I began to fast on Sundays at the beginning of February so that I could develop an understanding of these urges in myself, so that I could understand myself better and, in so doing, better understand the spaces I fill with food, better understand hunger, and better understand what it means to feast.
I do not yet have answers, but this is a journey I have committed to following throughout the season of Lent. It has been hard and it has also been surprisingly easy to fast. On Saturday evening, I eat dinner. When I wake on Sunday, I drink water. Then coffee or water throughout the morning. I abstain from food until dinner that night, when I sit down with my family for dinner. This meal has become a feast, a breaking of the fast that I welcome with sincere gratitude and awareness for the abundant gift of food. When I feel a pang of hunger throughout the day, I inwardly pray, asking God to guide me in what I need to learn about food and about my calling to food ministry. This prayer becomes constant as the day progresses toward nighttime, my calls to God piling and piling with each breath I take.

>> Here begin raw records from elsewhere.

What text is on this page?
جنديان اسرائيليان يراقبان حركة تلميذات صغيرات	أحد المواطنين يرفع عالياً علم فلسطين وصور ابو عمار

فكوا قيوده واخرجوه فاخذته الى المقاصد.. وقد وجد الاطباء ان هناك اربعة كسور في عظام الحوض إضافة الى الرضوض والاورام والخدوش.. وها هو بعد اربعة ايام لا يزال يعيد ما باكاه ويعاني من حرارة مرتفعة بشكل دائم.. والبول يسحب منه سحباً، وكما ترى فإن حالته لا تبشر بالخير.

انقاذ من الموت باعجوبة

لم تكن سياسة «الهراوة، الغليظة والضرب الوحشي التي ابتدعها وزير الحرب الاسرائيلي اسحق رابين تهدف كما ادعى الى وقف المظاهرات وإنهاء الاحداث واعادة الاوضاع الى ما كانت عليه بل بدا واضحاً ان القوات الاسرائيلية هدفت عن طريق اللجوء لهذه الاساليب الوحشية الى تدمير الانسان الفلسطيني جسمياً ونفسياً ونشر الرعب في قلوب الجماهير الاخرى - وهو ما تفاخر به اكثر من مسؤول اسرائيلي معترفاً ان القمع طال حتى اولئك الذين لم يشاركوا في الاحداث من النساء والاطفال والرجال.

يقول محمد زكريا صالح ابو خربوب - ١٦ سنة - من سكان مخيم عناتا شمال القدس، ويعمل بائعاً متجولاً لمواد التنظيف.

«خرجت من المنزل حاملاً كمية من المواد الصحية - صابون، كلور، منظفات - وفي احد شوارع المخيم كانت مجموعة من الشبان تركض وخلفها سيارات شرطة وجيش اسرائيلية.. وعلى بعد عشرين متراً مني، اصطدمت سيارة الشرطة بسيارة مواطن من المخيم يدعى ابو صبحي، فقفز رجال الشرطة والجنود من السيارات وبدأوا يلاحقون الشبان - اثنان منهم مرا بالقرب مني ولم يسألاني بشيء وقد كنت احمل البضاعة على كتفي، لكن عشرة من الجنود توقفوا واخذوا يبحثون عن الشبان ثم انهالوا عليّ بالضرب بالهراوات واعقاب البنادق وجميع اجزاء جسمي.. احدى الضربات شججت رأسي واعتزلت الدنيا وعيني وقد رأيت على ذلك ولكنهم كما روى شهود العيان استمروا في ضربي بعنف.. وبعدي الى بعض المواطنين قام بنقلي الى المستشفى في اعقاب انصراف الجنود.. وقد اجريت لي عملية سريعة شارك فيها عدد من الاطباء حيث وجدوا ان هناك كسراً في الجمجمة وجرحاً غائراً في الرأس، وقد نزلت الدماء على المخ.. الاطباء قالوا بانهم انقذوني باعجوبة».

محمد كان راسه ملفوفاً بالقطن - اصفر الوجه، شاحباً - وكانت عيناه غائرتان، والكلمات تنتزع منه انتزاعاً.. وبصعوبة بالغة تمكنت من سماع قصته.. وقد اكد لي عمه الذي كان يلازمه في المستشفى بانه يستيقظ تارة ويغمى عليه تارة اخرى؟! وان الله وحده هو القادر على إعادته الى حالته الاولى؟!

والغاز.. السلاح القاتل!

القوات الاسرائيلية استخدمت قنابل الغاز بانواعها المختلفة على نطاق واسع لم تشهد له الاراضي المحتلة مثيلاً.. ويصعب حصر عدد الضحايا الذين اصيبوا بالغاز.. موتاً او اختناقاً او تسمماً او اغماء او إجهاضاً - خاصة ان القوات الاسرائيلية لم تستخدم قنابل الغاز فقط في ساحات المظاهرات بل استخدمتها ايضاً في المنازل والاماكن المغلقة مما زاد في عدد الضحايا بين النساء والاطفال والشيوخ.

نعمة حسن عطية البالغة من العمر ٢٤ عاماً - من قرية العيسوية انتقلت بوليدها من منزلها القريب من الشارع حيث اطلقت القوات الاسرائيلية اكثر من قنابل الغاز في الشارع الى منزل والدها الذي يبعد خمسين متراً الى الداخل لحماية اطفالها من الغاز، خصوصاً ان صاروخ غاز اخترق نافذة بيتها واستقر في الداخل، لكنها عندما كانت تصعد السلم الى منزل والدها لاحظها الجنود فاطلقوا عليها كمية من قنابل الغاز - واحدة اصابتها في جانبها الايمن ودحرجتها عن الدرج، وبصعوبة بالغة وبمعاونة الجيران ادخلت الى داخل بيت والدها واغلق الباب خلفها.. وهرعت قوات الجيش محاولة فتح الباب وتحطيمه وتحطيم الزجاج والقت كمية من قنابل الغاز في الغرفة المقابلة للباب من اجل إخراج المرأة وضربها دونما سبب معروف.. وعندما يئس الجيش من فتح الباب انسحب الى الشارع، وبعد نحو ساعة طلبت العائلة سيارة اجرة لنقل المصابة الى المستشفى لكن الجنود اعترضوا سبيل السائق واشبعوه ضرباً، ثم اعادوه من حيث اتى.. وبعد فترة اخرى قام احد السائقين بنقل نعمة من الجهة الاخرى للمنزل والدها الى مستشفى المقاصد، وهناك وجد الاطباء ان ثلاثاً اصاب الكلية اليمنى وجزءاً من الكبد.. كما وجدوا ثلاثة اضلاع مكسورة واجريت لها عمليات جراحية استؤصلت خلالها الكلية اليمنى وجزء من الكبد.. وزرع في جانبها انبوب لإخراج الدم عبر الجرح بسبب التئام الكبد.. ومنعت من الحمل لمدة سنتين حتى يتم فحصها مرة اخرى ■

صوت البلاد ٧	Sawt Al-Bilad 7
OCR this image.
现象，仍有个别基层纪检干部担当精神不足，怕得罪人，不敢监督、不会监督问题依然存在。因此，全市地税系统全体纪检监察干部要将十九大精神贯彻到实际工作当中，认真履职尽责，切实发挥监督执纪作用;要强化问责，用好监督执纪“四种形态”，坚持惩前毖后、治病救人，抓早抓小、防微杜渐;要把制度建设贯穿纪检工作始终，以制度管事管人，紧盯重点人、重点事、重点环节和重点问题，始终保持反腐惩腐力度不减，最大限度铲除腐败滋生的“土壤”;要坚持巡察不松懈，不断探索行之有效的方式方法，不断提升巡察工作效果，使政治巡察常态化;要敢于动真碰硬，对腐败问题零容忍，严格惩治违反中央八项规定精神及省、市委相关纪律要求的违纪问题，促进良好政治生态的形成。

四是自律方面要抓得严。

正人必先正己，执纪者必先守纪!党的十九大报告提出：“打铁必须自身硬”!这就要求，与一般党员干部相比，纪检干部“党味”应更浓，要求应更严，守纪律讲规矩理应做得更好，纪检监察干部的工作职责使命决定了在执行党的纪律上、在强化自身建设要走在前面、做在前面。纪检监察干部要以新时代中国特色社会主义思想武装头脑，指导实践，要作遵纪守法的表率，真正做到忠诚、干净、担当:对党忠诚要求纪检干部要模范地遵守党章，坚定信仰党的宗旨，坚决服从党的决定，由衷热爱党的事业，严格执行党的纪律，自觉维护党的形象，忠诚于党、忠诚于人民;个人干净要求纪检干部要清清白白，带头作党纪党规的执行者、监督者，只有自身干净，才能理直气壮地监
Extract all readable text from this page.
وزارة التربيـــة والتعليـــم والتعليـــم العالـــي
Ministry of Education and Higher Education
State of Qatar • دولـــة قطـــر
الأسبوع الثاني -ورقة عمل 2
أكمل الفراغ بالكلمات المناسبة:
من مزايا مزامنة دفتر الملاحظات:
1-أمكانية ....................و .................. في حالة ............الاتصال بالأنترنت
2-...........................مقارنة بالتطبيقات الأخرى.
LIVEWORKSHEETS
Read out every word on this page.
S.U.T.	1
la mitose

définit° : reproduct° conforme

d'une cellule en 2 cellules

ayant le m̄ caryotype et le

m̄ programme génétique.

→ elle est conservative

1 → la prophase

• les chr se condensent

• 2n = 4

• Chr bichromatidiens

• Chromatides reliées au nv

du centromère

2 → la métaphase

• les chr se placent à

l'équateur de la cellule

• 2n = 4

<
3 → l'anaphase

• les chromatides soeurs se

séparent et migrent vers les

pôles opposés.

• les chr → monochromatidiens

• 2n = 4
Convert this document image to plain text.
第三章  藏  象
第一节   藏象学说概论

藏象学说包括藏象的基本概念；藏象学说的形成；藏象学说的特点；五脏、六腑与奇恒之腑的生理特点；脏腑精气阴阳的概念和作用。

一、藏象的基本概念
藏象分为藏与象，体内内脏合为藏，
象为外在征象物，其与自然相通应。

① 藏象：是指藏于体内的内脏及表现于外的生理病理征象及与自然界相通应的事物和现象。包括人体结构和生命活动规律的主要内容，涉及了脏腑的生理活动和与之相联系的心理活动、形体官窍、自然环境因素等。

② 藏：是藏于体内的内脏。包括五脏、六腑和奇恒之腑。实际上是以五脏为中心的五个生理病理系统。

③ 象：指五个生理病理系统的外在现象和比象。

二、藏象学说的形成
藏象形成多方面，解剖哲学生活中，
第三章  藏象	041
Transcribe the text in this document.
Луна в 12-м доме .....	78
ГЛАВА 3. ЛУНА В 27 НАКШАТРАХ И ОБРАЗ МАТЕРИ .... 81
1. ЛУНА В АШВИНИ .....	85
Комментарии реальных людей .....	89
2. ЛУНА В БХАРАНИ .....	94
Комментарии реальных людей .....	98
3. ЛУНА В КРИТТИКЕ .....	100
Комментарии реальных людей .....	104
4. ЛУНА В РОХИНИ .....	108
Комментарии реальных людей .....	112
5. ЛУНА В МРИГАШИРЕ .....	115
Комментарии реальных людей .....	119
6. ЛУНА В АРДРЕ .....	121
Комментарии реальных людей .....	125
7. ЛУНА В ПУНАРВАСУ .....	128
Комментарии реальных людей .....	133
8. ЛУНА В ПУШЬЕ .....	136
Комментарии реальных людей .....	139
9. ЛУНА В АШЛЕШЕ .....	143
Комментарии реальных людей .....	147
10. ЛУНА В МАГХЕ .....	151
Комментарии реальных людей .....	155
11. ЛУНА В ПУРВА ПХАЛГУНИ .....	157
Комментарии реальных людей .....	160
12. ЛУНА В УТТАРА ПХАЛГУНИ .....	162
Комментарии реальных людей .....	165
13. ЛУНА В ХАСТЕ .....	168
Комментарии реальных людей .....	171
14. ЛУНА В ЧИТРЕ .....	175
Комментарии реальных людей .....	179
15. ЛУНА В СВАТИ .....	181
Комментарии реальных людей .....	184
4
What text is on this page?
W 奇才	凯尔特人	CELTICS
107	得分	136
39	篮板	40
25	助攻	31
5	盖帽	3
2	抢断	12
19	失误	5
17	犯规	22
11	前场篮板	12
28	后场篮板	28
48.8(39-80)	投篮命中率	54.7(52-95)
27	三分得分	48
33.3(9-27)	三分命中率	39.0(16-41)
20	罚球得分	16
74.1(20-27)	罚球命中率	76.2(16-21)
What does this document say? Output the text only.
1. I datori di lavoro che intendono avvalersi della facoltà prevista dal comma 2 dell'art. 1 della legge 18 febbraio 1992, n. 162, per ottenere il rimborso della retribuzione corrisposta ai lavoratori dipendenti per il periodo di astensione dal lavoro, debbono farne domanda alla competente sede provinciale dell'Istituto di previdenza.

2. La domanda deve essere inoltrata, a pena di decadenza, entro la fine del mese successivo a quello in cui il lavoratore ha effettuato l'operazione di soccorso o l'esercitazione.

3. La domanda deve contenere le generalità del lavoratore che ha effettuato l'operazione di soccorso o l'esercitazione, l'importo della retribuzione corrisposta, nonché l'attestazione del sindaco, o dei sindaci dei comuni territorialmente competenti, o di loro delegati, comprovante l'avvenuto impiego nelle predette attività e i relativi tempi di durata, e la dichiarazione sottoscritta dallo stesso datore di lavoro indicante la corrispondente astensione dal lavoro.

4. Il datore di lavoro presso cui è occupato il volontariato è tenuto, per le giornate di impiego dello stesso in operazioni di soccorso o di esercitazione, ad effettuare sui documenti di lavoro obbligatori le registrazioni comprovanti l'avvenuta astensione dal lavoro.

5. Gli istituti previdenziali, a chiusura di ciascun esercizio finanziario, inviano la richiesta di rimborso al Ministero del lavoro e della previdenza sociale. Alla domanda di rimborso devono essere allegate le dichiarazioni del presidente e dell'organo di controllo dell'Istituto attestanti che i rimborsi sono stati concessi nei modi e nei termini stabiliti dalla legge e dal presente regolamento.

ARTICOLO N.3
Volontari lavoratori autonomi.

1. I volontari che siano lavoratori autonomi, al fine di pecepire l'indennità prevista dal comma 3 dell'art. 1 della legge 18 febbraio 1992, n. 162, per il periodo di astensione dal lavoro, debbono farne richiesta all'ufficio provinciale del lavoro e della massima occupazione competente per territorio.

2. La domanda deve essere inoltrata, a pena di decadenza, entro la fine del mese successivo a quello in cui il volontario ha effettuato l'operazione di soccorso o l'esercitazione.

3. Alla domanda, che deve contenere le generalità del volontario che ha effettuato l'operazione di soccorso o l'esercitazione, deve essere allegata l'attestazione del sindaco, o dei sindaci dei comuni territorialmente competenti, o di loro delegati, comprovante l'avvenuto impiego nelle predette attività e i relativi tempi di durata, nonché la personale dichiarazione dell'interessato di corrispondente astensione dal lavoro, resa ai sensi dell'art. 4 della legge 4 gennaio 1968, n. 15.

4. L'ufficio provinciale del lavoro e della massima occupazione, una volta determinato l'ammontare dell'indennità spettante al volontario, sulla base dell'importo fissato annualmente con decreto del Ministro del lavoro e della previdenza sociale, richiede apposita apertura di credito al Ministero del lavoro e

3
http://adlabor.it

I pray this prayer because I do not want to merely be content, lulled into security by my lamps and my screens and my baggies of almonds. I pray this prayer because, through my fast, I want not to be frightened by the threat of darkness and emptiness, but rather to use it to create the space for the next good and holy thing God is calling me to in my life. This prayer is a plea, that God will “give us this day our daily bread” (Mt. 6:11), that I might have all I need to thrive and the space I need to live it fully.
Prayer: Generous God, remember those who hunger and those who live in fear. Help us to ask the questions you need us to ask, that we may be continually reminded that you are present in all the spaces and emptiness we experience each day. Amen.